The effect of C5aR knockdown on the phosphorylation of p38 MAPK, ERK1/2 and JNK as well as the expression of IL-6 and TNF-α in C5a-induced GMC.
siC5aR was transfected into the GMC to silence C5aR gene followed by C5a stimulation at the dose of 50 ng/ml for different time points, and then above-mentioned molecules were examined by Western blot, RT-PCR and ELISA respectively. (A-D) Western blot was performed to detect the expression of C5aR and the phosphorylation levels of p38 MAPK (A and B), ERK1/2 (A and C) and JNK (A and D) in the GMC after C5a stimulation for 7.5 min (C and D) or 15 min (B). (E and F) RT-PCR was done to determine the mRNA levels of IL-6 and TNF-α in the GMC after C5a stimulation for 4 h. (G) ELISA was used to detect the release of IL-6 and TNF-α from the GMC after C5a stimulation for 8 h. Results were represented as means ± SD (n = 3 in each group). Representative photographs were shown. ** P<0.01 versus C5a group and siCTR + C5a group.
Fig 7.
The roles of p38 MAPK, ERK1/2 and JNK in the production of IL-6 and TNF-α in the GMC stimulated with C5a.
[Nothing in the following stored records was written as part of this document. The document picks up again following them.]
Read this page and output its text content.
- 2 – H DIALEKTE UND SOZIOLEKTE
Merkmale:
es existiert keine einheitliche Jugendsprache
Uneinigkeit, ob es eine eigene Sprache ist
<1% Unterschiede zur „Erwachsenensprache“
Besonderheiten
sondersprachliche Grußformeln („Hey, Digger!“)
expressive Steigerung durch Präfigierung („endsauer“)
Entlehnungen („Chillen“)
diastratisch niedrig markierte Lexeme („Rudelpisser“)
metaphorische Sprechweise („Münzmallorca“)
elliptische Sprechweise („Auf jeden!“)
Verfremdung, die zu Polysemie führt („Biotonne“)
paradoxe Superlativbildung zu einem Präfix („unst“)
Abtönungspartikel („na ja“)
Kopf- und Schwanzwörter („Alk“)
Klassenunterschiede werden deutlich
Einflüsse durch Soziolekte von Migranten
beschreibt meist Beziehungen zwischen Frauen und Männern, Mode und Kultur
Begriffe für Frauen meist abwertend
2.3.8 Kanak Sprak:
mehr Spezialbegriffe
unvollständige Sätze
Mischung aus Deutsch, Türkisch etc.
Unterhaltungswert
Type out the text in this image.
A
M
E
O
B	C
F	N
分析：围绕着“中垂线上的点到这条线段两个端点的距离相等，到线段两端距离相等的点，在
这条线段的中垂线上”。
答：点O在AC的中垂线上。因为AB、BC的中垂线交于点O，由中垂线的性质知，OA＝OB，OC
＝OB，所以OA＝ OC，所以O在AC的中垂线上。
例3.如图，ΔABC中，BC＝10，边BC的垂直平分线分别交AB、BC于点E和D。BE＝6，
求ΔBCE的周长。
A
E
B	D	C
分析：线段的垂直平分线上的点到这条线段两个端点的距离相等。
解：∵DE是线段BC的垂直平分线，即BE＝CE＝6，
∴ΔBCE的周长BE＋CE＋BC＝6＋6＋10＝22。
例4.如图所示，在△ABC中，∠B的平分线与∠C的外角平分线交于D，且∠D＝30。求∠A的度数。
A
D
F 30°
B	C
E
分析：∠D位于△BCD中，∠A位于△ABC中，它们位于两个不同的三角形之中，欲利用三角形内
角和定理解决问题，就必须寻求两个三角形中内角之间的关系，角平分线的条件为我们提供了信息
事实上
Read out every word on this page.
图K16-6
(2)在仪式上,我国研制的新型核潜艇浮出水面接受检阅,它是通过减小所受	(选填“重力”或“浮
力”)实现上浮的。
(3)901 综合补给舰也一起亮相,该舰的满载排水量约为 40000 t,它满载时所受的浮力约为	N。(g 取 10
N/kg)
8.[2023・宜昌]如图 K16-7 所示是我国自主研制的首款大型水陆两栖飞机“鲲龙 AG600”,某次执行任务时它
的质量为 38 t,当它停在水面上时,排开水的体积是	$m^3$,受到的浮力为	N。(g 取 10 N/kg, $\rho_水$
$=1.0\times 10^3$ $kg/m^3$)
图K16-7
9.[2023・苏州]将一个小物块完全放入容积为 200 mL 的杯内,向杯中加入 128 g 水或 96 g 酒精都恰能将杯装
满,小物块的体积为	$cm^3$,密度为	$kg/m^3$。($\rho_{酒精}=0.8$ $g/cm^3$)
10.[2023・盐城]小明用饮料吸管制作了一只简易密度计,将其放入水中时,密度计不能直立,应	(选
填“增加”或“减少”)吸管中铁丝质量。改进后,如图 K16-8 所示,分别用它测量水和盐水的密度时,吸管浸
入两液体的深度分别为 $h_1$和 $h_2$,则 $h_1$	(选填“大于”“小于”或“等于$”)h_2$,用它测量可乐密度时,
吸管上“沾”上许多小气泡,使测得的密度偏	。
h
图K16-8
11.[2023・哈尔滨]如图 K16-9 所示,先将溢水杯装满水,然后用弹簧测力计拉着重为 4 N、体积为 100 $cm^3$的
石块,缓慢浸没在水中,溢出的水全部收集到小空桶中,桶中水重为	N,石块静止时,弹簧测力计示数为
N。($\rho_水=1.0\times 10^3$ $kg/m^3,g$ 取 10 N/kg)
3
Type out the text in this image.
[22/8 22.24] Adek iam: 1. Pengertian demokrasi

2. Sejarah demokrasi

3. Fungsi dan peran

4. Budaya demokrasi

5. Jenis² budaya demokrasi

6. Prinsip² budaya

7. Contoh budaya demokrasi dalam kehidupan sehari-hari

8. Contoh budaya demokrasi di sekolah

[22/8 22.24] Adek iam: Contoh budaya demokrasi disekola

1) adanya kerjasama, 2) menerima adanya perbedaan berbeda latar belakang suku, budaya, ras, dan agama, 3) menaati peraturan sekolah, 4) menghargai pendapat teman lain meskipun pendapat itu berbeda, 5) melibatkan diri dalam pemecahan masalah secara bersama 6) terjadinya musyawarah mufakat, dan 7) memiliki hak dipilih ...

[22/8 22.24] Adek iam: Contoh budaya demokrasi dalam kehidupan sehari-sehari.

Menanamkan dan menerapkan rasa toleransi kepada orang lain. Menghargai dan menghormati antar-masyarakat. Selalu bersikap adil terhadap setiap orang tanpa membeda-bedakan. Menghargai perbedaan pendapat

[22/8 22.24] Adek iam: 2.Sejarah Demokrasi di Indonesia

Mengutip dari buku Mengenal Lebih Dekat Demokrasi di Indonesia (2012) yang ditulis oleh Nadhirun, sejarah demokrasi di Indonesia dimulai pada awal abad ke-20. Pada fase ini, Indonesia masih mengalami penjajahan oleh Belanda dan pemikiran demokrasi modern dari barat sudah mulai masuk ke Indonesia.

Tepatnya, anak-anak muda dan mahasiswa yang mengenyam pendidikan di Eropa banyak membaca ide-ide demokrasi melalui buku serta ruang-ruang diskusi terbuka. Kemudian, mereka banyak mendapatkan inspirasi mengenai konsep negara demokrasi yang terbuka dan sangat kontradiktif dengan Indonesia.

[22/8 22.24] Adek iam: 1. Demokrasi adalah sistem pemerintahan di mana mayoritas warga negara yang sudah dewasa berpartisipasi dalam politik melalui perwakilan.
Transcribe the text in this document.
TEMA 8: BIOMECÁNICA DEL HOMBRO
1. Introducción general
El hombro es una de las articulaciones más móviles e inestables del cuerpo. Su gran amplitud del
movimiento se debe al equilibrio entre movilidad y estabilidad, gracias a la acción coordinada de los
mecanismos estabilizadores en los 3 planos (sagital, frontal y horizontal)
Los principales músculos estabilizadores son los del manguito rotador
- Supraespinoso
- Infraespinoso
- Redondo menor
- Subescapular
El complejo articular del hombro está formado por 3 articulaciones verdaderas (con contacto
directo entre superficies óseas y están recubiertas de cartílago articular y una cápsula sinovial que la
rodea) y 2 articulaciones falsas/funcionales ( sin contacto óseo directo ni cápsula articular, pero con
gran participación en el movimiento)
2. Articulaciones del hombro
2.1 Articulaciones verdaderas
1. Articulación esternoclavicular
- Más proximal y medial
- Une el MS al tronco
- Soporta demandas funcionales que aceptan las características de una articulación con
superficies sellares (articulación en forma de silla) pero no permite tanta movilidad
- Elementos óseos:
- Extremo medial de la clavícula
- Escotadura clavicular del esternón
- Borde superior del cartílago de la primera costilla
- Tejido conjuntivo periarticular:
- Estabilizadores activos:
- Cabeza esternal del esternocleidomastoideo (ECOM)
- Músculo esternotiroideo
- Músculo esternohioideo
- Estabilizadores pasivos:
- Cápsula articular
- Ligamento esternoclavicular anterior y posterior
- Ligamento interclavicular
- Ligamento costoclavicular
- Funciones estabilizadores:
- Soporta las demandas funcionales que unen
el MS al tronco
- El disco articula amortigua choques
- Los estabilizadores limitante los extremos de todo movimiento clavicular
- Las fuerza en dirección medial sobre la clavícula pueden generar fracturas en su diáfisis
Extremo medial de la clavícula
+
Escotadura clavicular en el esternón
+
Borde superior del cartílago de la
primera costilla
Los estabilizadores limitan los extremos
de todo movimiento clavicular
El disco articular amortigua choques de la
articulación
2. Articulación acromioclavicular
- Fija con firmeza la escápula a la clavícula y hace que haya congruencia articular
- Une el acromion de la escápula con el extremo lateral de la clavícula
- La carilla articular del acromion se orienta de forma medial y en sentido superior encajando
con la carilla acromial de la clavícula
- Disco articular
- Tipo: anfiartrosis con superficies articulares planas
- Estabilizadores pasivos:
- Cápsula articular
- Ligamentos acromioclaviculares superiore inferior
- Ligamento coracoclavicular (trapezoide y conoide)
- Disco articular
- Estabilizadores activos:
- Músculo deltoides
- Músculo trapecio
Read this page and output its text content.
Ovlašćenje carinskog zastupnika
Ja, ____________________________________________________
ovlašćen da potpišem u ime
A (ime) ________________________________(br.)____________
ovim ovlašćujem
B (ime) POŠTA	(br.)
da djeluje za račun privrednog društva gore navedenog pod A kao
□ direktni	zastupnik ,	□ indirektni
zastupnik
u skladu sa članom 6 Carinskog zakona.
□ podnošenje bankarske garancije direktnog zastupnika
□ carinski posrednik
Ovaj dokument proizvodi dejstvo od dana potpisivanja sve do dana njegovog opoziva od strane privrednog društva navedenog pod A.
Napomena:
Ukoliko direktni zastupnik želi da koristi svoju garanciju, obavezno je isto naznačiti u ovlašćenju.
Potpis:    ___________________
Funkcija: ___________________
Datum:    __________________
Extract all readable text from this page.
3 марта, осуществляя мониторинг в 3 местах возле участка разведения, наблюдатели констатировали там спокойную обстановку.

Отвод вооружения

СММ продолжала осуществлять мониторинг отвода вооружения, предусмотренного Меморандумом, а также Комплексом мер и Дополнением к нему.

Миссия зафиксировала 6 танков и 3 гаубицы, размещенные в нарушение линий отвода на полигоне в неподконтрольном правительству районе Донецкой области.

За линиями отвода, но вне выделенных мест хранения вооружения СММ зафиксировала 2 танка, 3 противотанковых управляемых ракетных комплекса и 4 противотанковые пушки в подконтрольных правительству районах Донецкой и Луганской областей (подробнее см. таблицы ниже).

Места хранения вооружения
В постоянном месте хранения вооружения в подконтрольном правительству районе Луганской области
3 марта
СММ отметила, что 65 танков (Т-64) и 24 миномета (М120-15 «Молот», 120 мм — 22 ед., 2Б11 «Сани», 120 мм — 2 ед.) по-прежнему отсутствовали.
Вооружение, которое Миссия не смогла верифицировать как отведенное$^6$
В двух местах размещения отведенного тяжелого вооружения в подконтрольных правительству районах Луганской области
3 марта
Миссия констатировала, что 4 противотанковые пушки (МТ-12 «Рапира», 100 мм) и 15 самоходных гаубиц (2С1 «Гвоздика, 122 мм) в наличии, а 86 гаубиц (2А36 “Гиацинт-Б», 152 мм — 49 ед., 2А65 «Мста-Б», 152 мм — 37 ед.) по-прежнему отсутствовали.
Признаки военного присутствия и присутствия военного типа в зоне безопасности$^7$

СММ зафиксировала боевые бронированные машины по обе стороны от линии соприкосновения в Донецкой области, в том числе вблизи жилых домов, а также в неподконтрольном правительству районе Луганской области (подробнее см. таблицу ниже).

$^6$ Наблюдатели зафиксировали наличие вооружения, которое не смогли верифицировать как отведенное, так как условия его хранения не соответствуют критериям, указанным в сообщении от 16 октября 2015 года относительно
GMC were incubated with p38 MAPK inhibitor (SB203580, 10 μM), ERK1/2 inhibitor (U0126, 10 μM) and JNK inhibitor (SP600125, 10 μM) respectively for 30 min, and then stimulated with 50 ng/ml C5a for 4 h or 8 h. (A and B) RT-PCR was done to examine the mRNA levels of IL-6 and TNF-α in the GMC at 4 h. (C) ELISA was used to determine the release of IL-6 and TNF-α from the GMC at 8 h. Results were represented as means ± SD (n = 3 in each group). Representative photographs were exhibited. ** P<0.01 versus C5a group and DMSO + C5a group.